MaxHalford / maxhalford.github.io

:house_with_garden: Personal website
https://maxhalford.github.io
MIT License
13 stars 5 forks source link

blog/future-of-river/ #26

Open utterances-bot opened 1 year ago

utterances-bot commented 1 year ago

The future of River • Max Halford

Source When I see tweets like this one, I’m both happy because people are aware of River, but also irked because it’s really difficult to make production-grade open source software. We just had a developer meeting a week ago. We planned what we will work on during the first half of 2023. I thought it would be worthwhile to give a high-level view of how we envision River’s future. If not to be comprehensive, at least to reassure potential users that River is alive and kicking 🤺

https://maxhalford.github.io/blog/future-of-river/

cyrilou242 commented 1 year ago

Good to know the project is alive and kicking! Your source code and the interface you designed are a great inspiration for my work.

About performance, I think it's not only about raw speed, but also about ecosystem. It's easy in batch to do the training step in python xgboost/lightgbm, then export to C/java for serving. In online systems this tends to be harder, given the process that trains and that predicts is (often) the same. From what I've seen (might be biased), a lot of long-living processes like servers and distributed data processing workflows run on the JVM (think hadoop, flink, spark, apache beam, and a lot of monolith/microservice servers) or in C/go. Also python is far behind these languages in terms of observability and debuggability in production. So it's not clear to me how light-river (with a focus on python bindings I guess?) will integrate in the big data ecosystem. It's less sexy but have you ever considered building tools for java? I like how the river interface is clear and easy to integrate in larger systems, would love to see a light-river in the JVM. There is existing work but it tends to mix ml, compute, and visualization frameworks, or rely on a single execution platform. Eg https://moa.cms.waikato.ac.nz/. The space is quite empty, with way less competition than in the python ecosystem.

MaxHalford commented 1 year ago

Hey @cyrilou242! You make a great point. You are probably right: the Java ecosystem takes up a large chunk of the stream processing ecosystem. And as you say, the Python ecosystem is lagging behind in that ecosystem. There are two reasons why we want to do things this way though.

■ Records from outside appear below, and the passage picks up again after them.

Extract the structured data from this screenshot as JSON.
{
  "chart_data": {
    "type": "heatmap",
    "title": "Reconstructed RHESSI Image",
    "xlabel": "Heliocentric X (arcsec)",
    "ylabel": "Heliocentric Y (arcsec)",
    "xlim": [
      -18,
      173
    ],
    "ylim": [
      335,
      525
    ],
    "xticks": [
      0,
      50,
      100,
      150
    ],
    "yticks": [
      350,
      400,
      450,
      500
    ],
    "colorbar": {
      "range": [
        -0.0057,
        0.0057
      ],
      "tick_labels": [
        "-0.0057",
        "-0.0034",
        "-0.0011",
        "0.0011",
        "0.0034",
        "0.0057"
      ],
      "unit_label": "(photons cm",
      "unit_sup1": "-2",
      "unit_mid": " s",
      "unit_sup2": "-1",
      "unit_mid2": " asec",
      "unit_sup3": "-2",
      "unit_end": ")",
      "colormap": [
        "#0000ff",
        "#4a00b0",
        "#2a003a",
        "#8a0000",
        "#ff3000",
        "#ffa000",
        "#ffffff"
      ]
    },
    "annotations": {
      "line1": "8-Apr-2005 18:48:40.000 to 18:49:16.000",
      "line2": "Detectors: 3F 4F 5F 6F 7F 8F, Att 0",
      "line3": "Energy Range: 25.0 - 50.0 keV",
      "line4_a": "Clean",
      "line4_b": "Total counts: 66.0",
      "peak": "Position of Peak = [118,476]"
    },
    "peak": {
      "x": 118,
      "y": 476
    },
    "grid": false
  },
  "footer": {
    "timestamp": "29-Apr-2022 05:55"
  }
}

The first is that the people I know and myself are used to Python and Rust. We simply do not have the time to change our habits and skillset. I know this is a poor answer, but in practice in means a lot. Especially considering most of the people who work on River/Beaver are doing so in their spare time. There's a "fun" aspect which we just can't ignore.

The second reason is my belief that compute is shifting towards databases, and moving away from the programming language and its runtime. If you look at Beaver, most of the stuff is done in Redpanda/Materialize. Python is only used to predict with and update a model. With light-river, if we are able to compile models in WASM, we can move all the inference/training logic to the database. We'll see if this pays off, but I have good hopes.

cyrilou242 commented 1 year ago

Hey @MaxHalford,

The first is that the people I know and myself are used to Python and Rust. We simply do not have the time to change our habits and skillset. I know this is a poor answer, but in practice in means a lot.

oh no that's a totally legit answer!

Interesting take on WASM. I'll follow this. Thanks again for working on this nice lib!